On a small integration project with just a few interfaces, this isn’t a problem. However, on a more complex project featuring scores of interfaces, it can be a major manual task to ensure the design meets all requirements, that the interfaces as designed will load the database properly, and to correctly identify the redesign needed in response to changes in the interface, data model or requirements.
This article describes a working SQL Server prototype (found here) that shows how a data integration team can build its own custom metadata database based on commonly used data integration design artifacts and enable the impact analysis and change management benefits that metadata provides well before ETL coding starts. Furthermore, metadata analysis can help improve the rigor and quality of requirements, mapping and database design artifacts, preventing defects early and, therefore, helping to improve quality and reduce cost.
The Data Integration Project Pattern
Data integration projects typically implement systems that take in interface data, store it in a database and deliver that data in the form of outbound interfaces (see figure). Interfaces may be in various formats but often can be thought of as files containing fields. Likewise, the database consists of tables and columns. Requirements, in our example, are affirmative statements of business objectives, which subdivide into “data requirements,” the logical data elements needed to fulfill each requirement.

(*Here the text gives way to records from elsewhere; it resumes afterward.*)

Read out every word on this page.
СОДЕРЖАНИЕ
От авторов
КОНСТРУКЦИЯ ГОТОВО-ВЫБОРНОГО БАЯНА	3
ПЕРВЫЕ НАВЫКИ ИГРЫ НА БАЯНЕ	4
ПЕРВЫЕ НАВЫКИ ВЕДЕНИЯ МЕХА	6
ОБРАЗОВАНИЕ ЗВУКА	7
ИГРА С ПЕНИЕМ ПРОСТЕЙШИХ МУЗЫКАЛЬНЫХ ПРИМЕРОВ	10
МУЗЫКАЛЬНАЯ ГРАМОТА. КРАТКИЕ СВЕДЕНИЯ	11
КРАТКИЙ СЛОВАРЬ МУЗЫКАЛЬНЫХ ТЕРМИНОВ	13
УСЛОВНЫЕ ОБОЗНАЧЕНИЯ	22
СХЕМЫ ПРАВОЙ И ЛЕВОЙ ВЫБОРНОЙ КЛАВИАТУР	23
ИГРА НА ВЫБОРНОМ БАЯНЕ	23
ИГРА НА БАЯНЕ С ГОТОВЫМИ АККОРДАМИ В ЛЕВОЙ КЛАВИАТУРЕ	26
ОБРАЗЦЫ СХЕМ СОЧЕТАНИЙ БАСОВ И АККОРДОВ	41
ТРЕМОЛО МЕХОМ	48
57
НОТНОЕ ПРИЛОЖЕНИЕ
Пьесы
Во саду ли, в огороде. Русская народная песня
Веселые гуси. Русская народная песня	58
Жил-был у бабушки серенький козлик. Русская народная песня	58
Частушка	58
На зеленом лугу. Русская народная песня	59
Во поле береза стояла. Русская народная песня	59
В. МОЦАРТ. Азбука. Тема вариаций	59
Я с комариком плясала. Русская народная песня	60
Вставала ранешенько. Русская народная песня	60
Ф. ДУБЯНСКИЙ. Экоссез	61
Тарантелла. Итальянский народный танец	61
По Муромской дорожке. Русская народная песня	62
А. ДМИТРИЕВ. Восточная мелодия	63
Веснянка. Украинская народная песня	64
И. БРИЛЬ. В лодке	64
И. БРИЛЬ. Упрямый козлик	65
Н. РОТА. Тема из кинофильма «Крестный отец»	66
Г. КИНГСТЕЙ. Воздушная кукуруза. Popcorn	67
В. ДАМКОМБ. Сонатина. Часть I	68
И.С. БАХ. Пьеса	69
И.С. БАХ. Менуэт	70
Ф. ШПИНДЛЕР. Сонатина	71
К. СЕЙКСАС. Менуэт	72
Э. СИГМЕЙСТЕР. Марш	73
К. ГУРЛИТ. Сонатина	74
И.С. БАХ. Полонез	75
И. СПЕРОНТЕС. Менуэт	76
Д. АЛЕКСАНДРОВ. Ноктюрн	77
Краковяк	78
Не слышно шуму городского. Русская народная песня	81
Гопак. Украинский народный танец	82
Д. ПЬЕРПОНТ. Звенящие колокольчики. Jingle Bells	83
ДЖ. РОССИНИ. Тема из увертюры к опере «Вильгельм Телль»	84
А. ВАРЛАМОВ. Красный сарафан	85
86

The industry standard interface definition artifact is the “source to target document,” typically a spreadsheet relating (for incoming interfaces) each incoming field with its destination database column and describing any transformations that must occur in the process of delivering the incoming field.
On the typical integration project, activities like making sure different interfaces are mapped consistently, or making sure the design loads all required database columns, or determining the impact of a design change are a matter of manually comparing source-to-target mapping spreadsheets – not a problem on a small project with only a few interfaces.
However, Frederick Brooks’ Mythical Man-Month concept comes into play quickly as project size increases. Brooks’ concept is that project complexity increases exponentially as the size of the team increases. According to Brooks, project complexity is related more to the number of communication paths than the number of people. There are n(n-1)/2 communication paths among n people. So, a four-person project has six communication paths, an eight-person project has 28, and a 25-person project has 300. By this logic, the 25-person project is more than 10 times more complex than the eight-person project.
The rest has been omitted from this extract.